# Panama City Trip 4/30



## GAbuckhunter88 (May 2, 2016)

We ran down to Panama City this past weekend to get a trip in, we went out with Captain Mickey of Reel Addiction. He definitely provides a great trip, him and his first mate Chris are top notch. We are already planning our next trip with him. Weather man was horribly wrong as usual, called for 2-3' seas and it turned into more of 3-5' all day with a 6-8' thrown into the mix as well.

We left the dock around 6:00 AM and after a long 3 hour ride we were on the Amberjacks. Within an hour we had our limit and headed on to start picking up scamp and red grouper. We stayed on fish today with a great mixed bag of Scamps and red grouper. We also caught some slob gags and ARS (too bad they werent in season )

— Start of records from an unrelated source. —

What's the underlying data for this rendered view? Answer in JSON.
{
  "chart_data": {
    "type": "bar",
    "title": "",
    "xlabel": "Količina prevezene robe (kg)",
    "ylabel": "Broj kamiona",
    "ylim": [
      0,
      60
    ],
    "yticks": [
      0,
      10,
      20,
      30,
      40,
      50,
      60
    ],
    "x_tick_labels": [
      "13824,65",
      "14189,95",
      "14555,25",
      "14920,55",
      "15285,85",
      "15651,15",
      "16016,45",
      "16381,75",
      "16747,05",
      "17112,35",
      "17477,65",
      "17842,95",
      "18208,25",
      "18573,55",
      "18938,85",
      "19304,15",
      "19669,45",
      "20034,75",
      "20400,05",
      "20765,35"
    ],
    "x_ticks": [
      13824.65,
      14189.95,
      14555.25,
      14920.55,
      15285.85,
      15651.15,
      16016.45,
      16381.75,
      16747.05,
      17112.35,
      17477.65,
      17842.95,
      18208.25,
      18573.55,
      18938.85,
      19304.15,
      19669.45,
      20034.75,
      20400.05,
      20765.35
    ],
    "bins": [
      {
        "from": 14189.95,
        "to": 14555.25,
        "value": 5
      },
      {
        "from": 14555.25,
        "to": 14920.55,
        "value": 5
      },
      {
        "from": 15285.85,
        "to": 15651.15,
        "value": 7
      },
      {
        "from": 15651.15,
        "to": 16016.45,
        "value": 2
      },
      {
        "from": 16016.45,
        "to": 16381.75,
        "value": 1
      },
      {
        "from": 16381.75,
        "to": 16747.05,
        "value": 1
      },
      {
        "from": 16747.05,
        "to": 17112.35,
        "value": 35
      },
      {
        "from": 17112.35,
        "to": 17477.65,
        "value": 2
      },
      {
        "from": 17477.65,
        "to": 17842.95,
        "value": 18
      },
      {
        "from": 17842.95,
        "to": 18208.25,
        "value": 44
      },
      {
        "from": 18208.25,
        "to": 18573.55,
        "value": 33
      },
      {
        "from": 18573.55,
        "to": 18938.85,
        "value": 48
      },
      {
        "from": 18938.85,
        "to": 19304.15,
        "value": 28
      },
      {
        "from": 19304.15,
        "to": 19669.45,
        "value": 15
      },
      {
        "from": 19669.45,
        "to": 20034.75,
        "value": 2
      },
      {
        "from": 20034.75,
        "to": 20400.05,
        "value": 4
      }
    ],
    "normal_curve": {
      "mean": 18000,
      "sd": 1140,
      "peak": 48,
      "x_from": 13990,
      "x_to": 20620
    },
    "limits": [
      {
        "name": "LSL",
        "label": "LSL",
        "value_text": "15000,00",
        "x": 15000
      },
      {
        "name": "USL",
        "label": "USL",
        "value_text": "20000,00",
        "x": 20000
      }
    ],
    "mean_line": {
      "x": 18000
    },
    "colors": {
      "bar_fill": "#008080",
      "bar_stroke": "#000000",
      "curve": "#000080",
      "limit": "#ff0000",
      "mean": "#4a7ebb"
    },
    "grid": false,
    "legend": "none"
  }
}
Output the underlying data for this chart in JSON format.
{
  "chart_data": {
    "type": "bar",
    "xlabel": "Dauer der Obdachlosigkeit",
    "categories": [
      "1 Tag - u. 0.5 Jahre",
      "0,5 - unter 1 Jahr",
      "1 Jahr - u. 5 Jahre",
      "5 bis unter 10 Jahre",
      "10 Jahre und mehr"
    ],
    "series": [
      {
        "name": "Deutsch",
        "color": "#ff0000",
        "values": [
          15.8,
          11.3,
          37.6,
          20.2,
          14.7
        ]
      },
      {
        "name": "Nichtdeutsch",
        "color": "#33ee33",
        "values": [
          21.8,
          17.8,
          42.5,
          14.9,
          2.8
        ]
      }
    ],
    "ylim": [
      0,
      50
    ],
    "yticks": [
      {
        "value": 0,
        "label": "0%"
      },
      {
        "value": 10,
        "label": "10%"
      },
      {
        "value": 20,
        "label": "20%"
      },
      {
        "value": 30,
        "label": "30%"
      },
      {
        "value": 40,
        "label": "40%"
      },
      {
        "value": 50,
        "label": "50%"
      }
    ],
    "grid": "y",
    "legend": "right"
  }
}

Brought back a ton of fish and some good memories/laughs. If anyone is looking for a great trip look up Reel Addiction.


----------



## crappiecatchin (May 2, 2016)

Good box of fish. Mickey is the man.


----------



## FishingAddict (May 2, 2016)

Great day! That scamp has interesting markings. Makes me wonder if it’s even a scamp or some sort of hybrid. But I’m not sure grouper mix like that.


----------



## Capt. Mickey Locke (May 3, 2016)

I had a Great time with yall boys! The weather was as worse as Ive ever fished in but yall hung in there and got it done! Looking forward to fishing with yall again!


----------



## Browning Slayer (May 5, 2016)

Way to fill the freezers!


----------